Mein browser hat laut hijack this ein kleines Problem... Als Startseite ist google eingestellt und es kommt auch google, aber kurz vorher findet ein Besuch statt bei "iload.t*"
http://startpage.iload.t*/?m=abc&t=&u=http://www.google.de/&x=4E9D0A7E-9B54-4910-B069-1EFA549A6A49

ich bin noch am Recherchieren, woher das kommt.
Die Seite ist in Frankfurt gehostet und verweist auf eine Firma auf den Jungferninseln, an der mir doch so manches  bekannt vorkommt

.....


Da ich gestern für einen user hier nach einem bestimmten Dialer suchte, schwant mir da was, oder es schwanthalert, oder so... Donner-wetter aber auch...
aka

_Whois Daten posten ist nicht zulässig tf/mod _


----------



## Aka-Aka (18 September 2004)

Das ging ja schneller, als ich dachte... Auf der Seite, die kurz vor dem öffnen von google besucht wird, ist ein script


			
				script schrieb:
			
		

> params = ('scrollbars=0,resizable=0,width=100,height=100,left=5000,top=5000');
> window.open('http://startpage.iload.t*/ad2/ad.htm','ad2',params);
> 
> window.location.href = 'http://www.google.de/';



diese ad.htm enthält dieses script


			
				ad schrieb:
			
		

> function start()
> {
> window.setTimeout("ad01()",60000);
> }
> ...



"Winad", hmm, das kommt mir doch irgendwie sehr bekannt vor... 
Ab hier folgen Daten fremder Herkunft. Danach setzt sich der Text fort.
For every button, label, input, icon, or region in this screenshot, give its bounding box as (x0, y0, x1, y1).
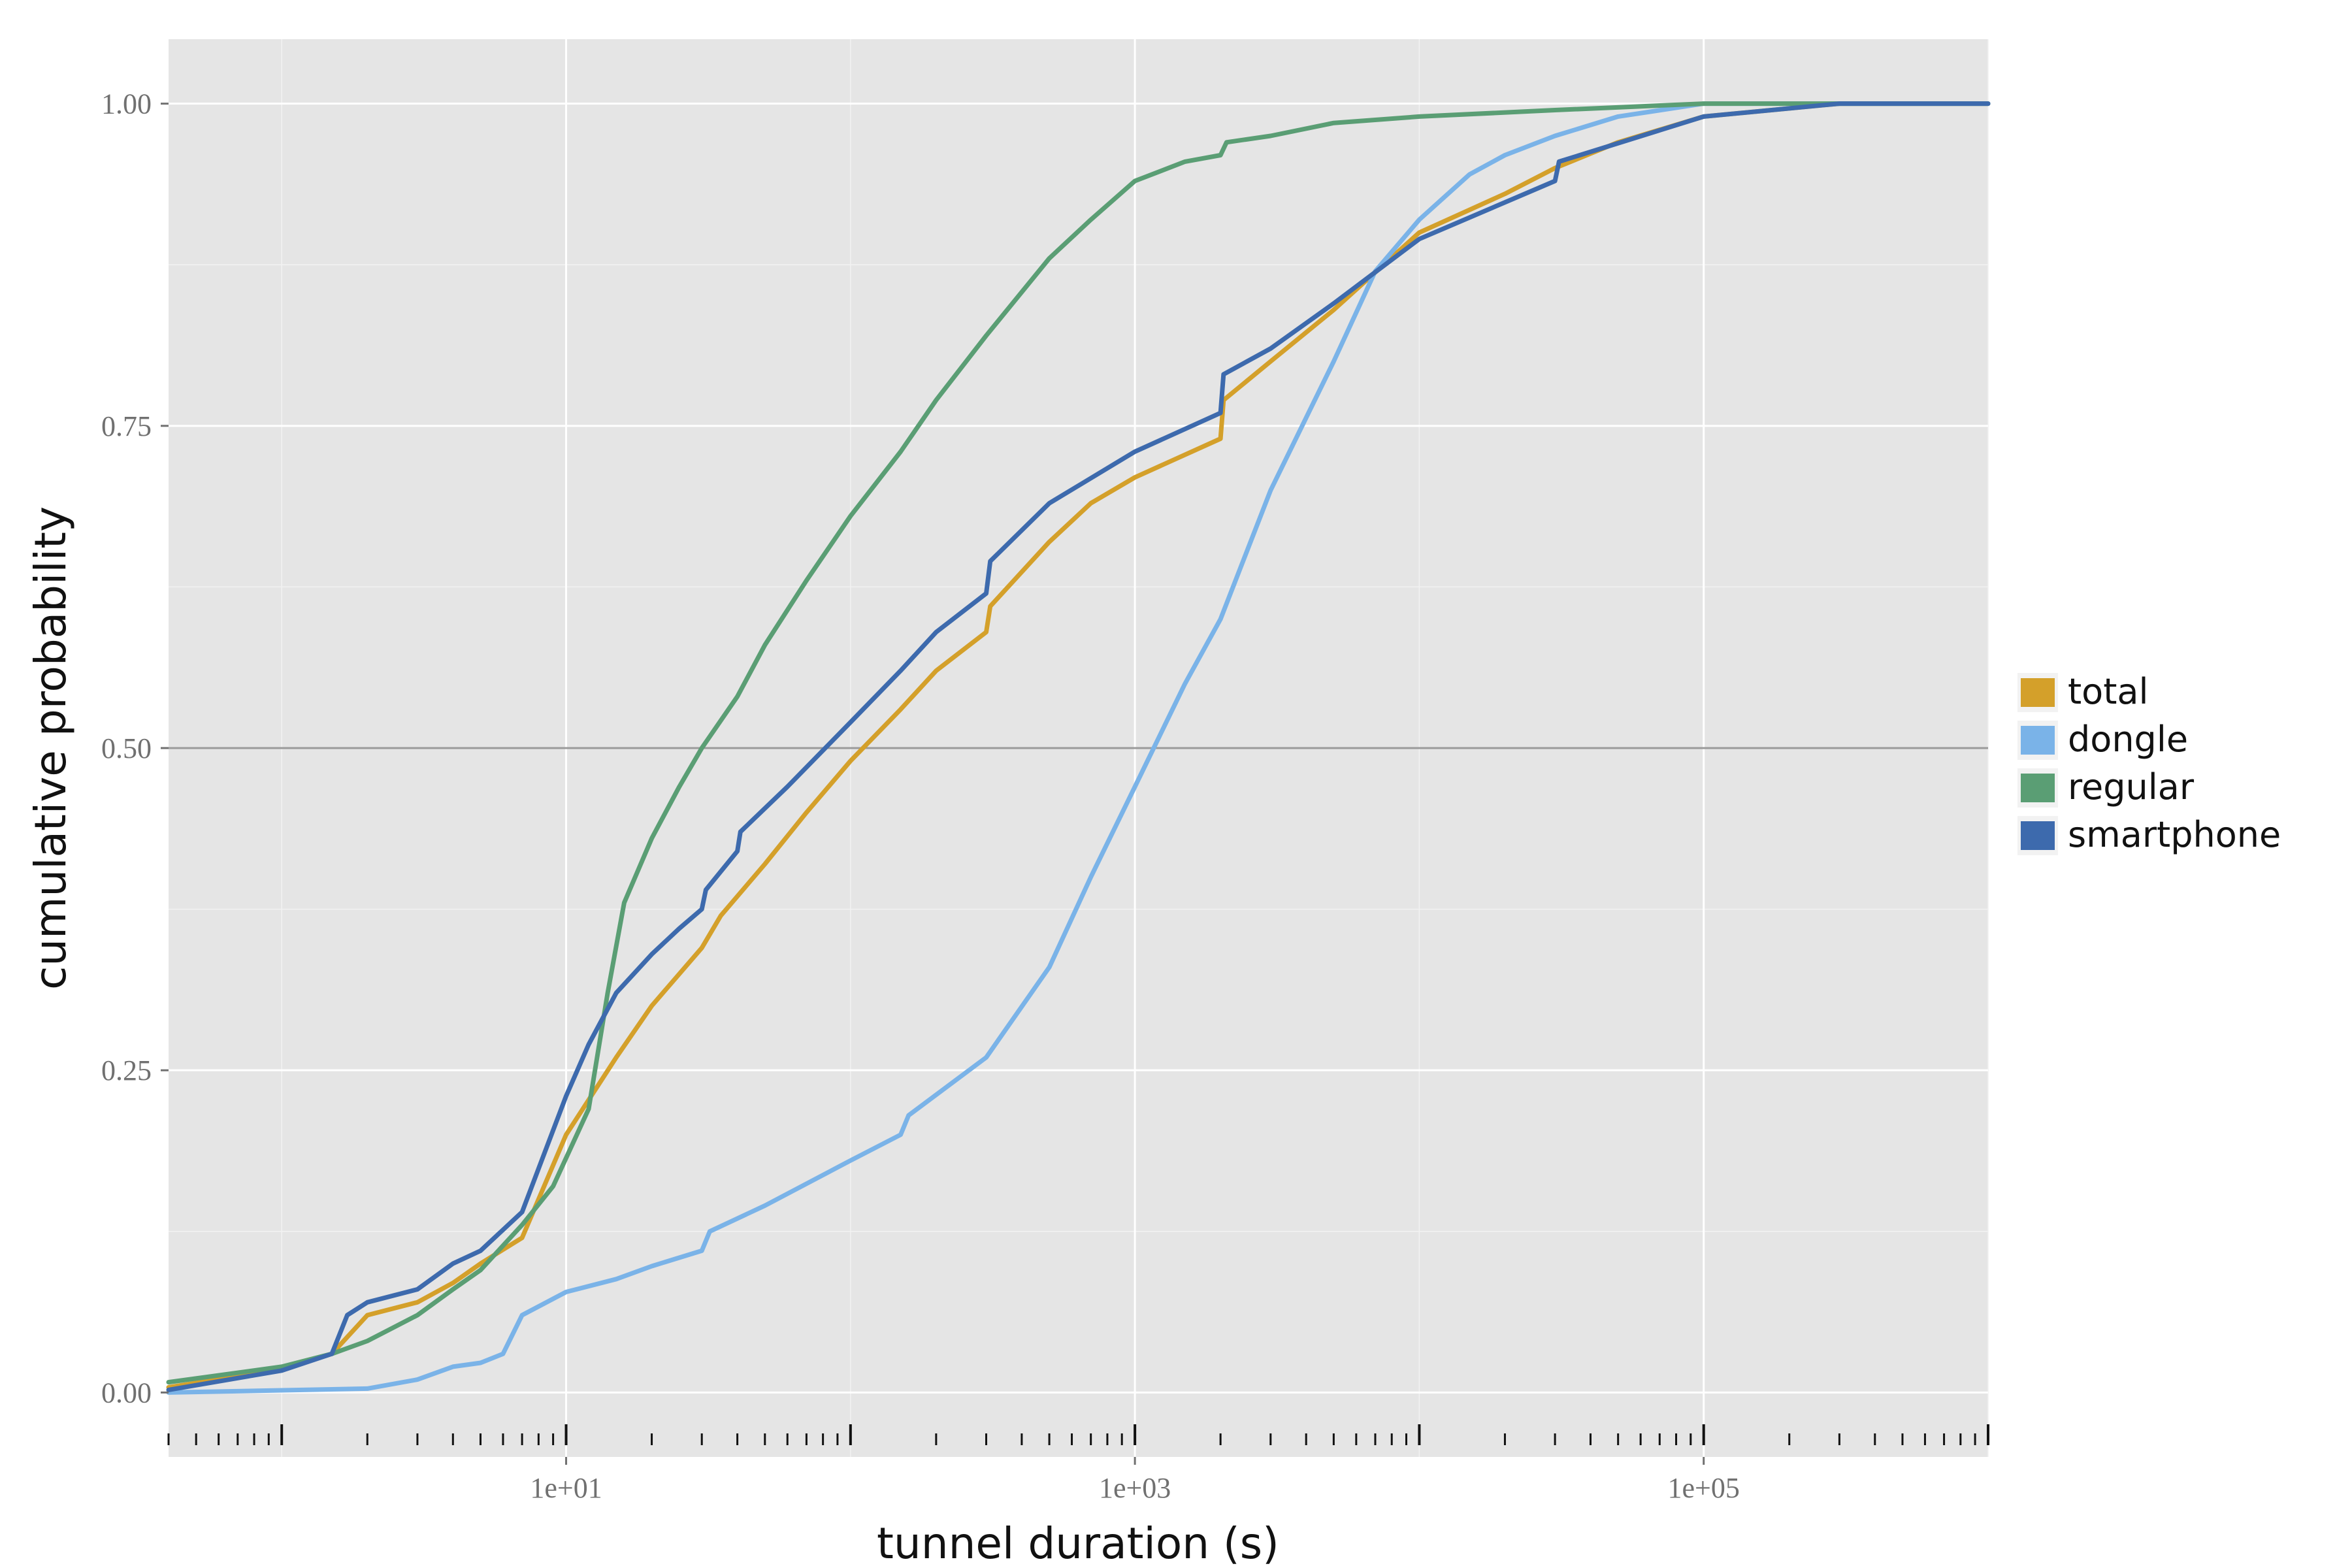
x-tick-label: 1e+03 (1099, 1472, 1171, 1504)
legend: total dongle regular smartphone (2017, 671, 2281, 855)
legend-swatch-dongle (2021, 726, 2055, 755)
y-tick-label: 1.00 (101, 88, 152, 120)
legend-label-dongle: dongle (2068, 719, 2188, 760)
x-tick-label: 1e+05 (1668, 1472, 1740, 1504)
legend-swatch-regular (2021, 774, 2055, 802)
y-tick-label: 0.25 (101, 1054, 152, 1086)
x-axis-ticks: 1e+01 1e+03 1e+05 (167, 1424, 1989, 1504)
y-axis-title: cumulative probability (25, 506, 76, 990)
x-tick-label: 1e+01 (530, 1472, 602, 1504)
series-lines (166, 101, 1991, 1395)
series-line-smartphone (166, 101, 1991, 1392)
y-tick-label: 0.00 (101, 1377, 152, 1409)
legend-swatch-total (2021, 678, 2055, 707)
series-line-total (166, 101, 1991, 1390)
legend-label-total: total (2068, 671, 2148, 712)
y-tick-label: 0.75 (101, 410, 152, 442)
x-axis-title: tunnel duration (s) (877, 1518, 1279, 1568)
y-tick-label: 0.50 (101, 732, 152, 764)
series-line-dongle (166, 101, 1991, 1395)
y-axis-ticks: 0.00 0.25 0.50 0.75 1.00 (101, 88, 169, 1409)
series-line-regular (166, 101, 1991, 1385)
legend-label-smartphone: smartphone (2068, 814, 2281, 855)
legend-label-regular: regular (2068, 766, 2195, 808)
legend-swatch-smartphone (2021, 821, 2055, 850)
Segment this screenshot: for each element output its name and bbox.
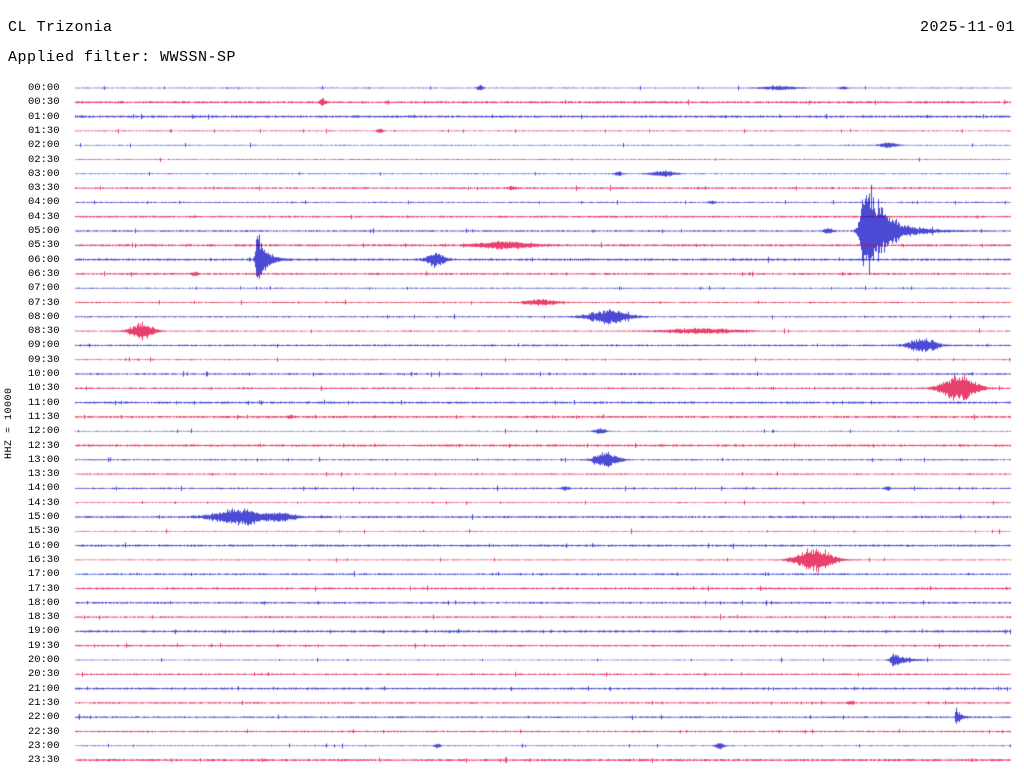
row-label: 20:30 bbox=[28, 668, 60, 681]
row-label: 23:30 bbox=[28, 754, 60, 767]
row-label: 03:00 bbox=[28, 167, 60, 180]
row-label: 19:30 bbox=[28, 639, 60, 652]
date-label: 2025-11-01 bbox=[919, 19, 1015, 36]
row-label: 20:00 bbox=[28, 654, 60, 666]
row-label: 00:00 bbox=[28, 82, 60, 94]
row-label: 04:00 bbox=[28, 196, 60, 209]
row-label: 07:30 bbox=[28, 296, 60, 309]
row-label: 21:00 bbox=[28, 682, 60, 695]
row-label: 09:00 bbox=[28, 339, 60, 352]
row-label: 22:30 bbox=[28, 725, 60, 738]
row-label: 16:00 bbox=[28, 539, 60, 552]
row-label: 10:00 bbox=[28, 368, 60, 380]
row-label: 05:30 bbox=[28, 239, 60, 252]
row-label: 02:00 bbox=[28, 139, 60, 152]
row-label: 11:30 bbox=[28, 410, 60, 423]
filter-label: Applied filter: WWSSN-SP bbox=[8, 49, 237, 66]
row-label: 01:30 bbox=[28, 124, 60, 137]
row-label: 17:00 bbox=[28, 568, 60, 581]
row-label: 06:30 bbox=[28, 267, 60, 280]
row-label: 17:30 bbox=[28, 582, 60, 595]
row-label: 23:00 bbox=[28, 739, 60, 752]
row-label: 05:00 bbox=[28, 225, 60, 237]
row-label: 01:00 bbox=[28, 110, 60, 123]
row-label: 03:30 bbox=[28, 182, 60, 195]
row-label: 12:30 bbox=[28, 439, 60, 452]
row-label: 12:00 bbox=[28, 425, 60, 438]
row-label: 08:30 bbox=[28, 325, 60, 338]
row-label: 10:30 bbox=[28, 382, 60, 395]
row-label: 19:00 bbox=[28, 625, 60, 638]
row-label: 14:30 bbox=[28, 496, 60, 509]
row-label: 11:00 bbox=[28, 396, 60, 409]
row-label: 00:30 bbox=[28, 96, 60, 109]
row-label: 15:00 bbox=[28, 511, 60, 523]
row-label: 07:00 bbox=[28, 282, 60, 295]
row-label: 08:00 bbox=[28, 310, 60, 323]
row-label: 06:00 bbox=[28, 253, 60, 266]
row-label: 13:00 bbox=[28, 453, 60, 466]
station-title: CL Trizonia bbox=[8, 19, 113, 36]
row-label: 04:30 bbox=[28, 210, 60, 223]
row-label: 18:00 bbox=[28, 596, 60, 609]
row-label: 14:00 bbox=[28, 482, 60, 495]
row-label: 18:30 bbox=[28, 611, 60, 624]
row-label: 22:00 bbox=[28, 711, 60, 724]
row-label: 13:30 bbox=[28, 468, 60, 481]
row-label: 02:30 bbox=[28, 153, 60, 166]
row-label: 15:30 bbox=[28, 525, 60, 538]
row-label: 16:30 bbox=[28, 553, 60, 566]
row-label: 21:30 bbox=[28, 696, 60, 709]
row-label: 09:30 bbox=[28, 353, 60, 366]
Dieses Fenster hat den Titel "about:blank". 

whois liefert als Inhaber wieder ...
_whois Daten posten ist nicht zulässig tf/mod _
ok, wurde inzwischen per PN weiter gegeben.


----------



## Captain Picard (18 September 2004)

Stimmt die (verkürzte) IP ?

wenn ja, ist das heftig. der gesamte Nummernblock ist einer mehr als "bekannten" Firma zugeordnet 
dort werden neue Webpräsenz angekündigt , die alle nur einen einzigen aktiven Button=Impressum 
haben , der immer auf die gleiche URL führt 
h**p://www.hyro.org/ 
na da hat jemand aber "hübsch" gehortet und vorgesorgt ....

cp


----------



## Aka-Aka (18 September 2004)

Captain Picard schrieb:
			
		

> Stimmt die (verkürzte) IP ?
> 
> wenn ja, ist das heftig. der gesamte Nummernblock ist einer mehr als "bekannten" Firma zugeordnet
> dort werden neue Webpräsenz angekündigt , die alle nur einen einzigen aktiven Button=Impressum
> ...


Ich werde versuchen, die genaue Ursache herauszufinden. Mit der von Dir erwähnten Firma hatte ich recherchemäßig eigentlich seit Tagen nichts mehr zu tun - aber dieser Kurzbesuch ist auch so unauffällig - vielleicht habe ich ihn einfach nicht bemerkt?! Als ich das überprüfte, stieß ich eben auf "Tortola" - mit der (!) Adresse und - wie wir Menschen nun einmal sind - bezog es auf die letzte Recherche von gestern nachts, da ging es um den GN-Dialer   hier . Wenn Betroffene dieses Dialers ähnliche Hijack-This-logs hätten, könnte ein ZUsammenhang bestehen, oder? (bedenke, dass ich nach wie vor ein technischer DAU bin  )


----------



## technofreak (18 September 2004)

@Aka-AKa

Bitte keine  WhoisDaten posten, Denic und andere Domainverwalter untersagen strikt 
die öffentliche Weitergabe der Daten . Die Infos stammen von diesen Quellen auch bei CB-Whois 
Es gibt andere Wege die Information zu vermitteln 
http://forum.computerbetrug.de/rules.php#8


> Als persönliche Daten in diesem Sinne gilt auch das Ergebnis von whois-Abfragen.


tf


----------



## Aka-Aka (18 September 2004)

@techno: in diesem Fall war das Problem, dass zB whois.to kein Ergebnis geliefert hat. Das cb-whois funktionierte allerdings. Wer will, kann das also durchaus nachvollziehen, ohne dass es hier gepostet ist (drum auch nur ein einziges Sternchen oben). Sorry nochmals, aber dieser Zufall mit dem whois ist schon egenartig, oder?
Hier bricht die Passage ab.